Recently, some segments of the public have become critical of a tenuous relationship between private philanthropy and those populations that are most vulnerable – the poor, racial and ethnic minorities, and other marginalized communities. Because for the most part philanthropic funds are exempt from public taxation, some say it is only fair to expect that they serve the common good to justify this benefit, especially given the federal government’s changing role as the safety net for the poor and disenfranchised over the last decade. This has led to growing skepticism as to whether private values are an equal substitute for public values that have survived a democratic vetting process. Furthermore, there is growing pressure for foundations to be more effective in their service to these diverse communities and to be more responsive to their needs.

In September 2007, the U.S. House Committee on Ways and Means, Subcommittee on Oversight held hearings to examine whether public charities and private foundations serve the needs of diverse communities. In its testimony, the National Committee for Responsive Philanthropy criticized private foundations for “not doing as much as they could or should …,” noting that the portion of dollars allocated to racial minorities and the poor are disproportionately small, and that these allocations are not growing in pace with overall charitable giving. Julian Wolpert, Ph.D., of Princeton University argued that private philanthropy is not responsive to the needy, that “The poor and members of diverse communities and their needs are not prominent to donors…. decisions are largely made without rigorous analysis of social needs and priorities.” He also stated, “The losses in federal and state revenues from charitable deductions far exceed donor transfers to the needy.”

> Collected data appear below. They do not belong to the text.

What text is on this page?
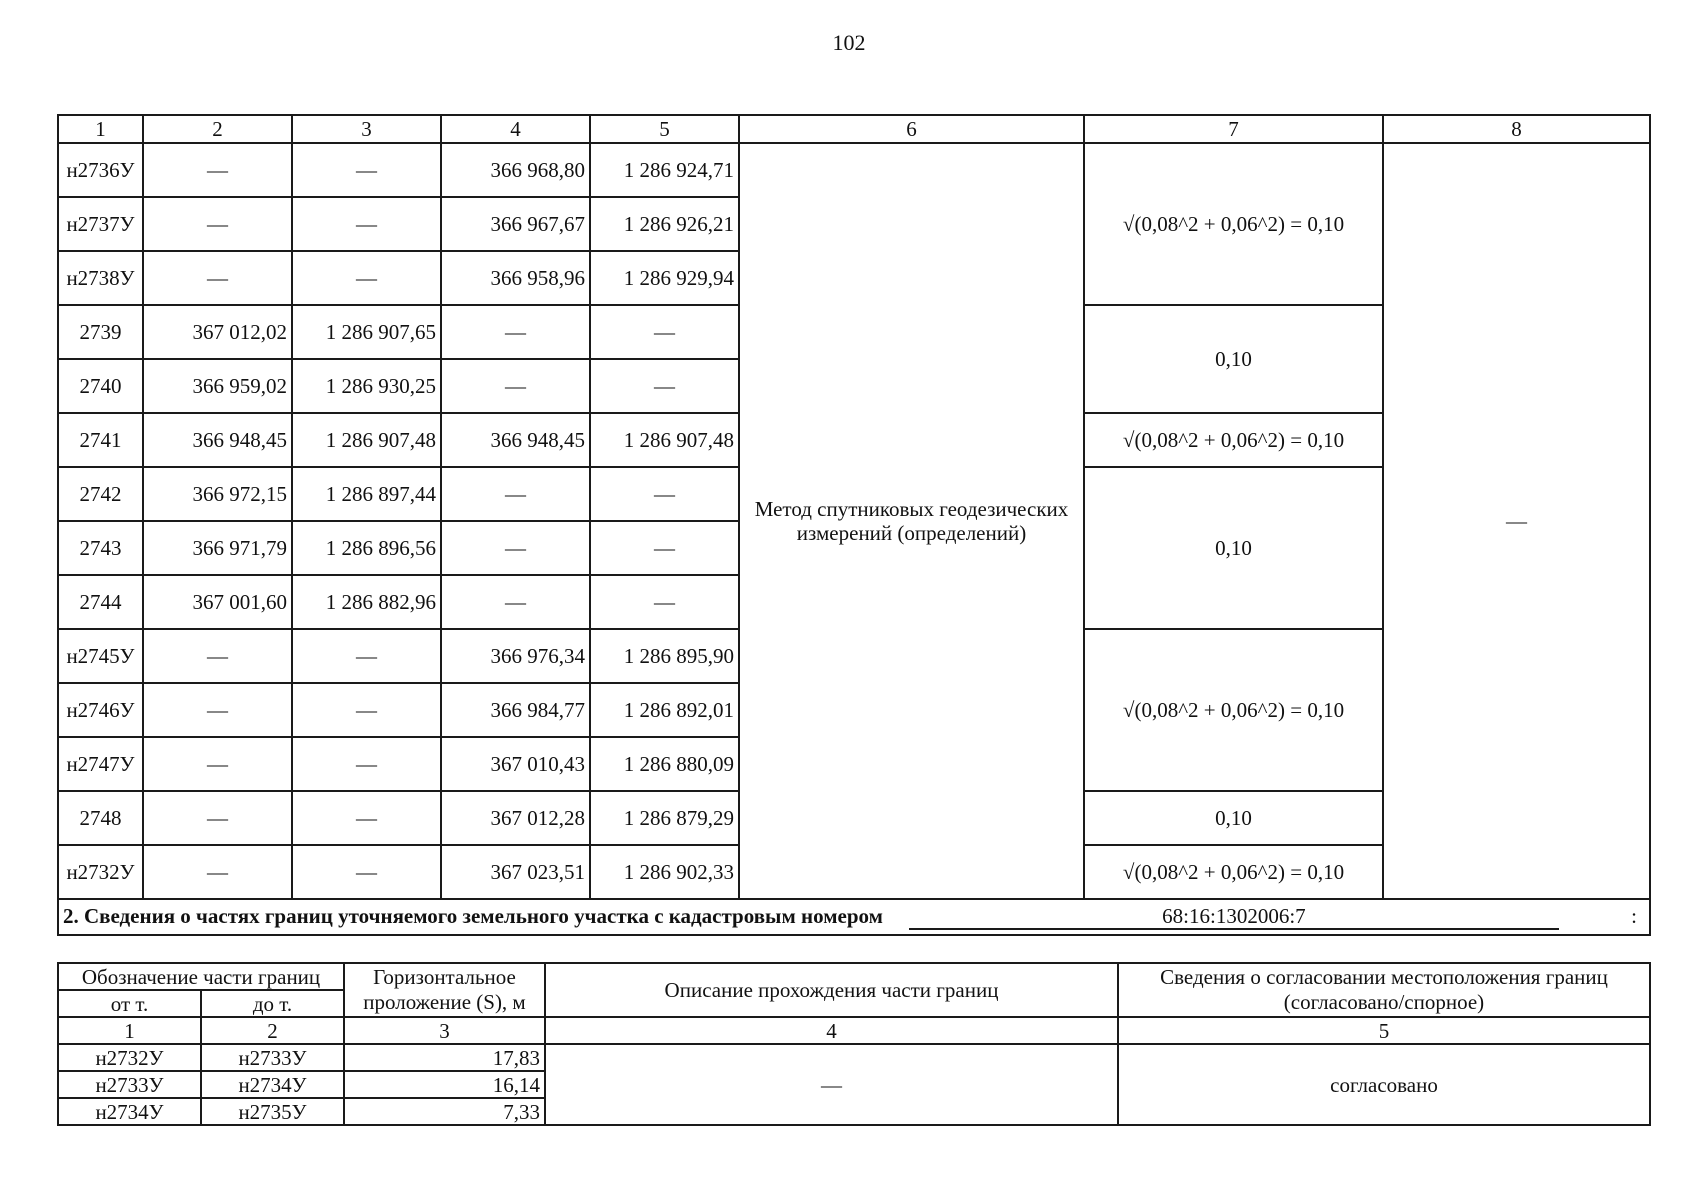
102
1	2	3	4	5	6	7	8
н2736У	—	—	366 968,80	1 286 924,71	Метод спутниковых геодезических измерений (определений)	√(0,08^2 + 0,06^2) = 0,10	—
н2737У	—	—	366 967,67	1 286 926,21			
н2738У	—	—	366 958,96	1 286 929,94			
2739	367 012,02	1 286 907,65	—	—		0,10	
2740	366 959,02	1 286 930,25	—	—			
2741	366 948,45	1 286 907,48	366 948,45	1 286 907,48		√(0,08^2 + 0,06^2) = 0,10	
2742	366 972,15	1 286 897,44	—	—		0,10	
2743	366 971,79	1 286 896,56	—	—			
2744	367 001,60	1 286 882,96	—	—			
н2745У	—	—	366 976,34	1 286 895,90		√(0,08^2 + 0,06^2) = 0,10	
н2746У	—	—	366 984,77	1 286 892,01			
н2747У	—	—	367 010,43	1 286 880,09			
2748	—	—	367 012,28	1 286 879,29		0,10	
н2732У	—	—	367 023,51	1 286 902,33		√(0,08^2 + 0,06^2) = 0,10	
2. Сведения о частях границ уточняемого земельного участка с кадастровым номером 68:16:1302006:7 :							
Обозначение части границ		Горизонтальное проложение (S), м	Описание прохождения части границ	Сведения о согласовании местоположения границ (согласовано/спорное)
от т.	до т.			
1	2	3	4	5
н2732У	н2733У	17,83	—	согласовано
н2733У	н2734У	16,14		
н2734У	н2735У	7,33		
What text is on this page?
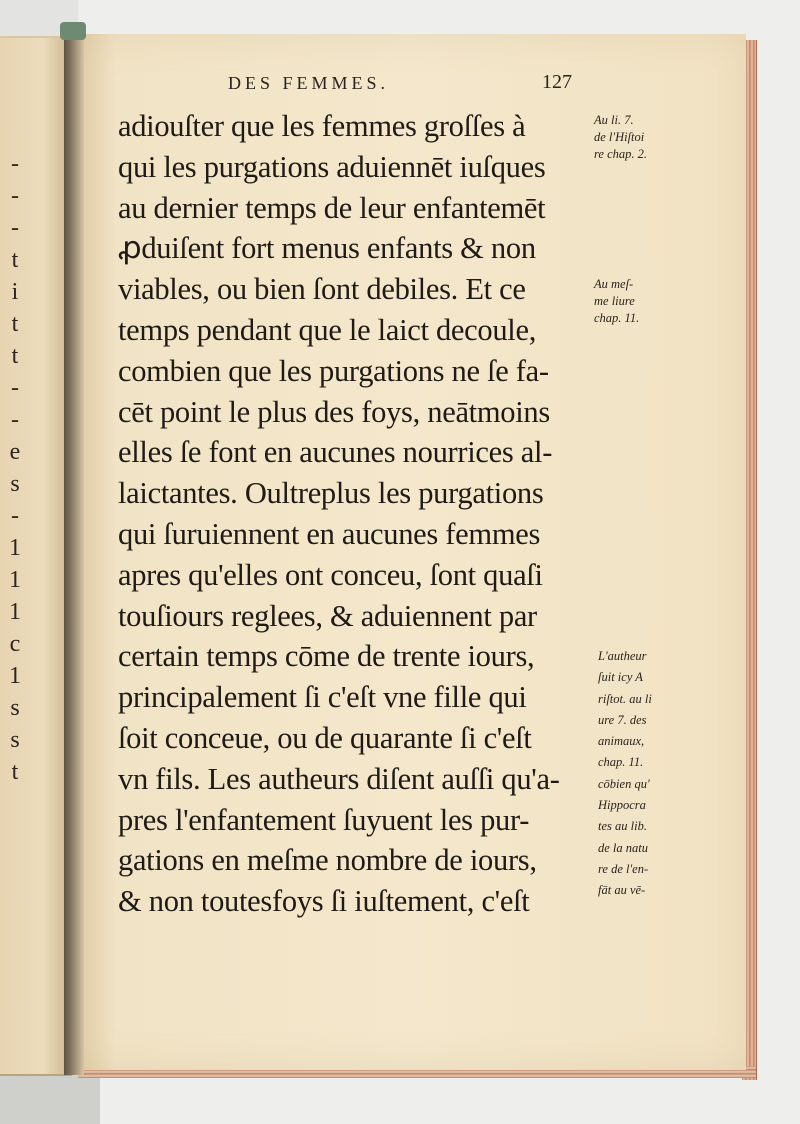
-
-
-
t
i
t
t
-
-
e
s
-
1
1
1
c
1
s
s
t
DES FEMMES.	127
adiouſter que les femmes groſſes à
qui les purgations aduiennēt iuſques
au dernier temps de leur enfantemēt
ꝓduiſent fort menus enfants & non
viables, ou bien ſont debiles. Et ce
temps pendant que le laict decoule,
combien que les purgations ne ſe fa-
cēt point le plus des foys, neātmoins
elles ſe font en aucunes nourrices al-
laictantes. Oultreplus les purgations
qui ſuruiennent en aucunes femmes
apres qu'elles ont conceu, ſont quaſi
touſiours reglees, & aduiennent par
certain temps cōme de trente iours,
principalement ſi c'eſt vne fille qui
ſoit conceue, ou de quarante ſi c'eſt
vn fils. Les autheurs diſent auſſi qu'a-
pres l'enfantement ſuyuent les pur-
gations en meſme nombre de iours,
& non toutesfoys ſi iuſtement, c'eſt
Au li. 7.
de l'Hiſtoi
re chap. 2.
Au meſ-
me liure
chap. 11.
L'autheur
ſuit icy A
riſtot. au li
ure 7. des
animaux,
chap. 11.
cōbien qu'
Hippocra
tes au lib.
de la natu
re de l'en-
fāt au vē-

Hmmmmm.  Maybe California's proposal is not such a bad idea.  For more on this topic see David A. Brennen, RACE AND EQUALITY ACROSS THE LAW SCHOOL CURRICULUM: THE LAW OF TAX EXEMPTION, 54 J. Legal Educ. 336, 342 (2004): 

Tax exempt law sometimes requires that a tax-exempt charity's board of directors represent a broad cross-section of the community served by the charity. This requirement is most exemplified in the context of the private foundation rules applicable to tax-exempt charitable organizations. A private foundation is a tax-exempt charity that either fails to serve certain specified charitable purposes or fails to demonstrate that it has appropriate levels of public financial support. Unless a charity serves certain educational, religious, medical, public safety, or governmental purposes, it must demonstrate that it receives substantial financial support from a wide array of public sources to *349 avoid private foundation status. To satisfy the substantial financial support requirement, a tax-exempt charity must show either that it receives more than one-third of its support from a variety of public sources or that it receives more than ten percent of its support from these sources and satisfies other factors. Among the other factors is that the board of directors represent a broad cross-section of the community.